Numéro d'arrêt : 90350;90353;90355;90351;90352;90356
Numéro NOR : CETATEXT000007649339 ?
Identifiant URN:LEX : urn:lex;fr;conseil.etat;arret;1976-01-09;90350 ?

Analyses :

MARCHES ET CONTRATS ADMINISTRATIFS - ARCHITECTES ET ENTREPRENEURS - RESPONSABILITE DECENNALE - DELAIS - INTERRUPTION - Clause de solidarité entre entreprises co-contractantes - Effets.

39-06-03, 39-06-04-01, 60-04-04-01 Entreprises s'étant engagées conjointement et solidairement envers un office public d'habitations à loyer modéré à construire un ensemble de logements. En vertu de cette stipulation contractuelle, les entreprises co-contractantes s'étaient engagées conjointement et solidairement non seulement à exécuter les travaux, mais encore à réparer les malfaçons susceptibles de rendre l'immeuble impropre à sa destination, dont les constructeurs sont responsables à l'égard du maître de l'ouvrage pendant 10 ans à compter de la réception des travaux sur le fondement des principes dont s'inspirent les articles 1792 et 2270 du Code civil. Aucune convention à laquelle fait partie l'office n'ayant prévu la part de chacune des entreprises dans l'exécution des travaux, aucune d'elles n'était fondée à soutenir qu'elle n'avait pas réellement participé à la construction des lots ou ont été relevées certaines malfaçons pour échapper à sa responsabilité conjointe et solidaire avec les autres entreprises co-contractantes.

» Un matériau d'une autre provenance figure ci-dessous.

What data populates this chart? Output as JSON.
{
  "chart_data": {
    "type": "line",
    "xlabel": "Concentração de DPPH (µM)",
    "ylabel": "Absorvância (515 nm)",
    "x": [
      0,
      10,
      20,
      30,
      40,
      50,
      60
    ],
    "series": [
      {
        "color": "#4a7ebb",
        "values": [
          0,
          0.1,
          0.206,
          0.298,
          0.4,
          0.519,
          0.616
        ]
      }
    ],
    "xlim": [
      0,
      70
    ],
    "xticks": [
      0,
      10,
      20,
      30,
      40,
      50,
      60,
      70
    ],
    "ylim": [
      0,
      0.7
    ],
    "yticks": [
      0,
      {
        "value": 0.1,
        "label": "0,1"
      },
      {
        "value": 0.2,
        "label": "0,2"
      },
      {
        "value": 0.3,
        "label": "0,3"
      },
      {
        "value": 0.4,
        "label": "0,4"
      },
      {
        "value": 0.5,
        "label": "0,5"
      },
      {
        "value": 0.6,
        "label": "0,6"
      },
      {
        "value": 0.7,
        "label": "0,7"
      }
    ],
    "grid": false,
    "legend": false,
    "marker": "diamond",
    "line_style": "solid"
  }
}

MARCHES ET CONTRATS ADMINISTRATIFS - ARCHITECTES ET ENTREPRENEURS - RESPONSABILITE DECENNALE - Fondement - Clause de solidarité entre entreprises co-contractantes.

39-06-03-02-02 En s'engageant conjointement et solidairement envers un office public d'habitations à loyer modéré à construire un ensemble de logements, les entreprises co-contractantes étaient censées s'être donne mandat mutuel de se représenter. Il s'ensuit qu'en introduisant devant le tribunal administratif, dans le délai de la garantie décennale, une demande à fins de dommages-intérêts contre l'une des entreprises, l'office a interrompu à son profit la prescription décennale contre les autres entreprises contractantes.

MARCHES ET CONTRATS ADMINISTRATIFS - ARCHITECTES ET ENTREPRENEURS - REPARATION - RESPONSABILITE SOLIDAIRE - Clause de solidarité entre entreprises co-contractantes - Effets - Solidarité étendue à la responsabilité décennale.

54-04-02-02, 54-06-01 En s'engageant conjointement et solidairement envers un office public d'habitations à loyer modéré à construire un ensemble de logements, les entreprises co-contractantes étaient censées s'être donne mandat mutuel de se représenter. Il s'ensuit que les opérations des expertises au vu desquelles a statué le tribunal administratif, quand bien même elles se seraient déroulées en présence de l'une seulement des entreprises en cause, étaient opposables aux autres entreprises co-contractantes.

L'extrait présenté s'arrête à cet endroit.